La riforma delle Province entra ufficialmente nel caos. Slitta infatti a data da destinarsi la presentazione degli elenchi del personale da trasferire alle altre amministrazioni: operazione che il cronoprogramma voluto dal governo aveva fissato al 31 marzo. Nessuno degli enti, come ha anticipato il «Messaggero» , è in grado di rispettare l'obbligo previsto dalla legge. Un ritardo che non è soltanto responsabilità delle Province. Le Regioni hanno a loro volta ignorato le scadenze imposte per la riorganizzazione delle funzioni provinciali attraverso l'approvazione di leggi mirate. E senza riorganizzazione delle funzioni, non è possibile definire l'organico e di conseguenza gli eventuali esuberi e i trasferimenti.Tra i ventimila posti su circa 54 mila che il governo vuole tagliare, gli elenchi dovrebbero definire il destino di tutti i dipendenti che non hanno i requisiti per andare in pensione entro il 31 dicembre 2016 e che non lavorano nei centri per l'impiego, uffici che dovrebbero invece confluire nella futura Agenzia nazionale per l'occupazione.

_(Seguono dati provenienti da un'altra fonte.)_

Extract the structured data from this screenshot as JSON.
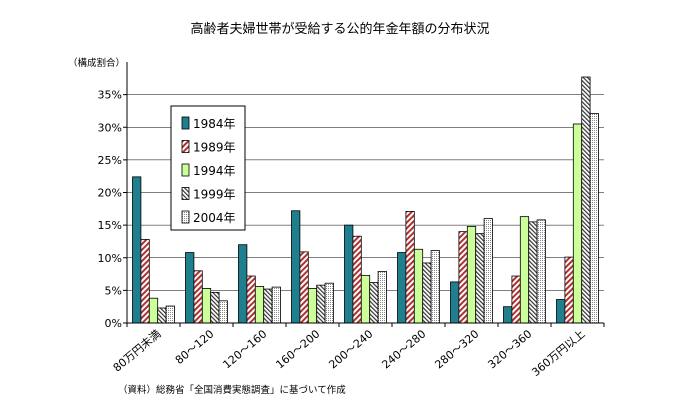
{
  "chart_data": {
    "type": "bar",
    "title": "高齢者夫婦世帯が受給する公的年金年額の分布状況",
    "ylabel": "（構成割合）",
    "source_note": "（資料）総務省「全国消費実態調査」に基づいて作成",
    "ylim": [
      0,
      40
    ],
    "yticks": [
      "0%",
      "5%",
      "10%",
      "15%",
      "20%",
      "25%",
      "30%",
      "35%"
    ],
    "ytick_values": [
      0,
      5,
      10,
      15,
      20,
      25,
      30,
      35
    ],
    "categories": [
      "80万円未満",
      "80～120",
      "120～160",
      "160～200",
      "200～240",
      "240～280",
      "280～320",
      "320～360",
      "360万円以上"
    ],
    "legend_position": "left-inside",
    "series": [
      {
        "name": "1984年",
        "pattern": "solid-teal",
        "color": "#1f7f8f",
        "values": [
          22.4,
          10.8,
          12.0,
          17.2,
          15.0,
          10.8,
          6.3,
          2.5,
          3.6
        ]
      },
      {
        "name": "1989年",
        "pattern": "red-diagonal",
        "color": "#b03030",
        "values": [
          12.8,
          8.0,
          7.2,
          10.9,
          13.3,
          17.1,
          14.0,
          7.2,
          10.1
        ]
      },
      {
        "name": "1994年",
        "pattern": "light-green",
        "color": "#ccff99",
        "values": [
          3.8,
          5.3,
          5.6,
          5.3,
          7.3,
          11.3,
          14.8,
          16.3,
          30.5
        ]
      },
      {
        "name": "1999年",
        "pattern": "black-diagonal",
        "color": "#333333",
        "values": [
          2.3,
          4.7,
          5.2,
          5.8,
          6.2,
          9.2,
          13.7,
          15.5,
          37.7
        ]
      },
      {
        "name": "2004年",
        "pattern": "dots",
        "color": "#666666",
        "values": [
          2.6,
          3.4,
          5.5,
          6.1,
          7.9,
          11.1,
          16.0,
          15.8,
          32.1
        ]
      }
    ]
  }
}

Soltanto la Toscana ha finora rispettato i tempi. Ma nulla è stato anticipato dalle altre Regioni, a pochi giorni dalla scadenza del 31 marzo. Molto più probabile che i provvedimenti previsti dalla riforma del sottosegretario alla Presidenza del consiglio, Graziano Delrio, siano rinviati a settembre. Soprattutto nelle regioni come Veneto, Liguria, Marche, Umbria, Campania e Puglia dove a maggio si vota per il rinnovo dei consigli.
A differenza della riorganizzazione del personale, i tagli alla spesa provinciale imposti dal governo sono al contrario effettivi. Con pesanti conseguenze sui servizi ai cittadini che le Province hanno finora garantito. Uno dopo l'altro gli enti si ritrovano sull'orlo del dissesto. Mentre i conseguenti ritardi nei pagamenti dei fornitori stanno mettendo in difficoltà numerose imprese private. Le situazioni più gravi a Biella. E a Vibo Valentia, dove le conseguenze del dissesto hanno travolto anche i dipendenti provinciali: non ricevono gli stipendi da cinque mesi, ma nessun rappresentante del governo né della Regione sembra interessato alla loro protesta.
Pesanti effetti anche in Sicilia dove la riforma delle Province e il loro commissariamento ha provocato l'immediato taglio dei servizi ai disabili: «L'assistenza scolastica per i casi molto gravi è passata da un rapporto di un operatore ogni studente a un operatore ogni 4 ragazzi disabili», racconta Angela Rendo, referente in Sicilia del Coordinamento nazionale famiglie disabili gravi: «Questo non solo ha causato licenziamenti di massa per chi lavorava in questo settore, ma anche servizi peggiori. Gli operatori, ad esempio, non possono contemporaneamente dare da mangiare a tutti i ragazzi gravi. E in classe i nostri figli non sono più assistiti adeguatamente. Per non parlare dei servizi di trasporto scolastico, mentre i palazzoni provinciali con i loro costi di gestione sono ancora tutti lì».
Il risultato, come aveva denunciato l'inchiesta de l'Espresso «Gattopardi di Provincia» , è paradossale: di fronte alla mancata riorganizzazione delle funzioni e dell'organico, e al taglio netto delle risorse statali (più del 50 per cento in tre anni), le Province riformate da Graziano Delrio sono costrette a sopprimere servizi ai cittadini, mentre il costo per gli stipendi a dirigenti e dipendenti resta invariato. Insomma, è il caos.